Q: Do you have enough resources – people and places to draw on and to refer patients and families?

A: For some things, yes, and for other things, no. I think there is always going to be a shortage of financial assistance for families. The changes made to compassionate care leave are a dramatic improvement. It used to be 55% of people’s salaries for six weeks, now it’s up to 26 weeks.  But the problem is that not everyone can live on 55% of their salary so people who need to work miss out on that last precious time with loved ones. So while things are better, they are not yet good enough.

Q: Aside from inadequate financial resources, what other gaps are there in terms of resources that would help families?

A: People at home, especially those who live alone, still do not have access to enough resources to be able to stay at home for the end of their life.

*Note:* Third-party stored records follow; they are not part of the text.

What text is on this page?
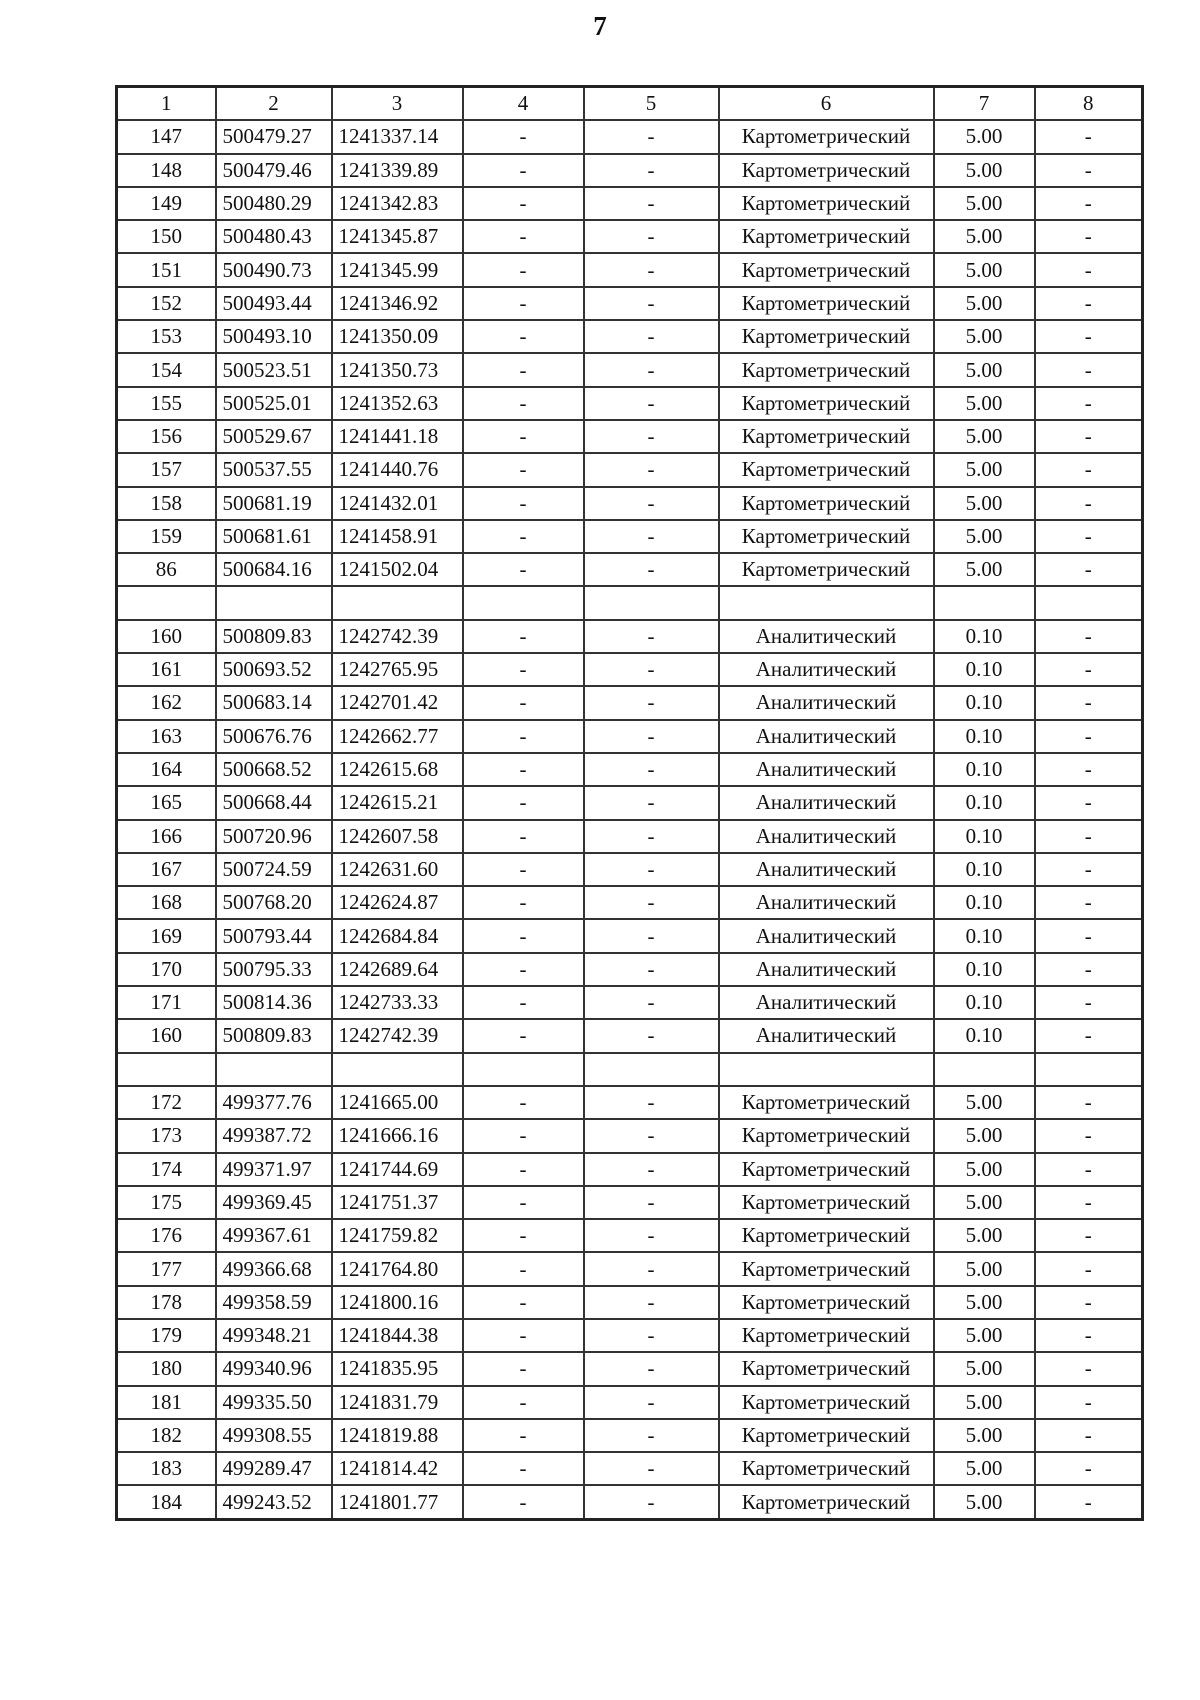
7
1	2	3	4	5	6	7	8
147	500479.27	1241337.14	-	-	Картометрический	5.00	-
148	500479.46	1241339.89	-	-	Картометрический	5.00	-
149	500480.29	1241342.83	-	-	Картометрический	5.00	-
150	500480.43	1241345.87	-	-	Картометрический	5.00	-
151	500490.73	1241345.99	-	-	Картометрический	5.00	-
152	500493.44	1241346.92	-	-	Картометрический	5.00	-
153	500493.10	1241350.09	-	-	Картометрический	5.00	-
154	500523.51	1241350.73	-	-	Картометрический	5.00	-
155	500525.01	1241352.63	-	-	Картометрический	5.00	-
156	500529.67	1241441.18	-	-	Картометрический	5.00	-
157	500537.55	1241440.76	-	-	Картометрический	5.00	-
158	500681.19	1241432.01	-	-	Картометрический	5.00	-
159	500681.61	1241458.91	-	-	Картометрический	5.00	-
86	500684.16	1241502.04	-	-	Картометрический	5.00	-

160	500809.83	1242742.39	-	-	Аналитический	0.10	-
161	500693.52	1242765.95	-	-	Аналитический	0.10	-
162	500683.14	1242701.42	-	-	Аналитический	0.10	-
163	500676.76	1242662.77	-	-	Аналитический	0.10	-
164	500668.52	1242615.68	-	-	Аналитический	0.10	-
165	500668.44	1242615.21	-	-	Аналитический	0.10	-
166	500720.96	1242607.58	-	-	Аналитический	0.10	-
167	500724.59	1242631.60	-	-	Аналитический	0.10	-
168	500768.20	1242624.87	-	-	Аналитический	0.10	-
169	500793.44	1242684.84	-	-	Аналитический	0.10	-
170	500795.33	1242689.64	-	-	Аналитический	0.10	-
171	500814.36	1242733.33	-	-	Аналитический	0.10	-
160	500809.83	1242742.39	-	-	Аналитический	0.10	-

172	499377.76	1241665.00	-	-	Картометрический	5.00	-
173	499387.72	1241666.16	-	-	Картометрический	5.00	-
174	499371.97	1241744.69	-	-	Картометрический	5.00	-
175	499369.45	1241751.37	-	-	Картометрический	5.00	-
176	499367.61	1241759.82	-	-	Картометрический	5.00	-
177	499366.68	1241764.80	-	-	Картометрический	5.00	-
178	499358.59	1241800.16	-	-	Картометрический	5.00	-
179	499348.21	1241844.38	-	-	Картометрический	5.00	-
180	499340.96	1241835.95	-	-	Картометрический	5.00	-
181	499335.50	1241831.79	-	-	Картометрический	5.00	-
182	499308.55	1241819.88	-	-	Картометрический	5.00	-
183	499289.47	1241814.42	-	-	Картометрический	5.00	-
184	499243.52	1241801.77	-	-	Картометрический	5.00	-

The CLSC system is still structured in a way that they will parachute home care workers in for an hour or two at time but that person cannot be supervised and kept safe in their home environment for 24 hours a day. This means that people often will have to come into hospital earlier than they would have liked or worse, they will bounce back and forth from home to the ER several times before being admitted.

Some people don’t want to come into hospital while others do because they feel that it’s a safer environment, so we need more beds for them. We need more palliative care beds in the hospital and more palliative care presence in people’s homes.

Q: Do you think our society, including our healthcare system, supports palliative care?

A: I think many people still don’t really know what palliative care is. People have misconceptions about palliative care. But I think that the reason there aren’t enough palliative care resources in the hospitals or in the community is because of the way the healthcare system is funded and structured. Acute care, not palliative care, is the priority. The government puts all the funding into acute care.

Q: What do you tell patients and their families about palliative care?

A: I would say that we have a unit in the hospital where the focus is on comfort care and it’s less medicalized; the goal is to promote quality of life for as long as people are alive. Palliative care is where we look after patients and we look after families, even after the death occurs. There is a whole family around that one person. So this is very different to any other unit in the hospital.